Adam eski sevgilisini ‘çıplak fotoğrafları’ yayınlamakla tehdit ediyor...
Öyle ya aşk bitince, gizlilik de biter...
Ayrılık gelince başa, kıvrılmak boşuna...
Çıplak fotoğrafları internette yayınlayacağını söyleyen eski sevgili, daha da ileri giderek kadına tabanca resmi gönderiyor...
Talihiz kadın bunu görünce dayanamayıp polise gidiyor...
Polis, ilgili adamın evini, işyerini ve arabasını aramaya başlıyor...
Aracın içinden bir adet 9 mm çapında boş mermi çıkıyor...
Polis sorguladığı zaman adam müthiş bir savunma yapıyor:
“Tabanca benim değil, bakanın koruması olan arkadaşıma ait...”

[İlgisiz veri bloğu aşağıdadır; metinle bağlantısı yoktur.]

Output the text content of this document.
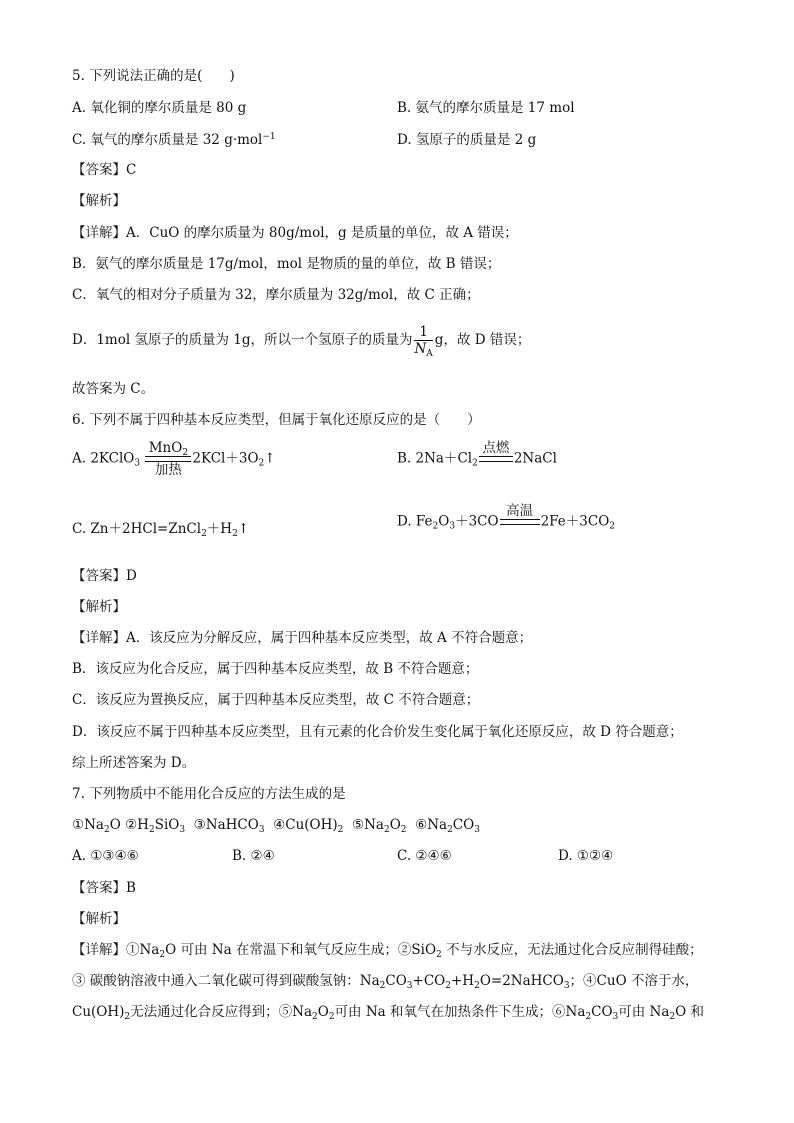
5. 下列说法正确的是(　　)
A. 氧化铜的摩尔质量是 80 g	B. 氨气的摩尔质量是 17 mol
C. 氧气的摩尔质量是 32 g·mol$^{-1}$	D. 氢原子的质量是 2 g
【答案】C
【解析】
【详解】A．CuO 的摩尔质量为 80g/mol，g 是质量的单位，故 A 错误；
B．氨气的摩尔质量是 17g/mol，mol 是物质的量的单位，故 B 错误；
C．氧气的相对分子质量为 32，摩尔质量为 32g/mol，故 C 正确；
D．1mol 氢原子的质量为 1g，所以一个氢原子的质量为 $\frac{1}{N_A}$ g，故 D 错误；
故答案为 C。
6. 下列不属于四种基本反应类型，但属于氧化还原反应的是（　　）
A. 2KClO$_3$
MnO$_2$
加热
$2KCl+3O_2↑$	B. $2Na+Cl_2$
点燃

2NaCl
C. $Zn+2HCl=ZnCl_2+H_2↑$	D. $Fe_2O_3+3CO$
高温

$2Fe+3CO_2$
【答案】D
【解析】
【详解】A．该反应为分解反应，属于四种基本反应类型，故 A 不符合题意；
B．该反应为化合反应，属于四种基本反应类型，故 B 不符合题意；
C．该反应为置换反应，属于四种基本反应类型，故 C 不符合题意；
D．该反应不属于四种基本反应类型，且有元素的化合价发生变化属于氧化还原反应，故 D 符合题意；
综上所述答案为 D。
7. 下列物质中不能用化合反应的方法生成的是
$①Na_2O$ $②H_2SiO_3$ ③NaHCO$_3$ $④Cu(OH)_2$ $⑤Na_2O_2$ $⑥Na_2CO_3$
A. ①③④⑥	B. ②④	C. ②④⑥	D. ①②④
【答案】B
【解析】
【详解】$①Na_2O$ 可由 Na 在常温下和氧气反应生成；②SiO$_2$ 不与水反应，无法通过化合反应制得硅酸；
③ 碳酸钠溶液中通入二氧化碳可得到碳酸氢钠：$Na_2CO_3+CO_2+H_2O=2NaHCO_3$；④CuO 不溶于水，
$Cu(OH)_2$无法通过化合反应得到；$⑤Na_2O_2$可由 Na 和氧气在加热条件下生成；$⑥Na_2CO_3$可由 $Na_2O$ 和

Bakanın korumasına ait tabanca, korkutma amaçlı olsa da başkasına verilir mi hiç?..
Kimdir bu koruma?..
Ona tabanca ruhsatı verdiren Bakan kimdir?..
Burada orman kanunları mı geçiyor arkadaşlar?..
Yoksa mangal kanunları mı?..
Çek 2 şeftalicik...
Yanında kara ciğercik...
*****
Hayatta hiçbir zaman yıkılmayacaksın...
Bir şey olduğunda altında kalmayacaksın...
Daima üste çıkacak, haksız iken haklı olmaya bakacaksın...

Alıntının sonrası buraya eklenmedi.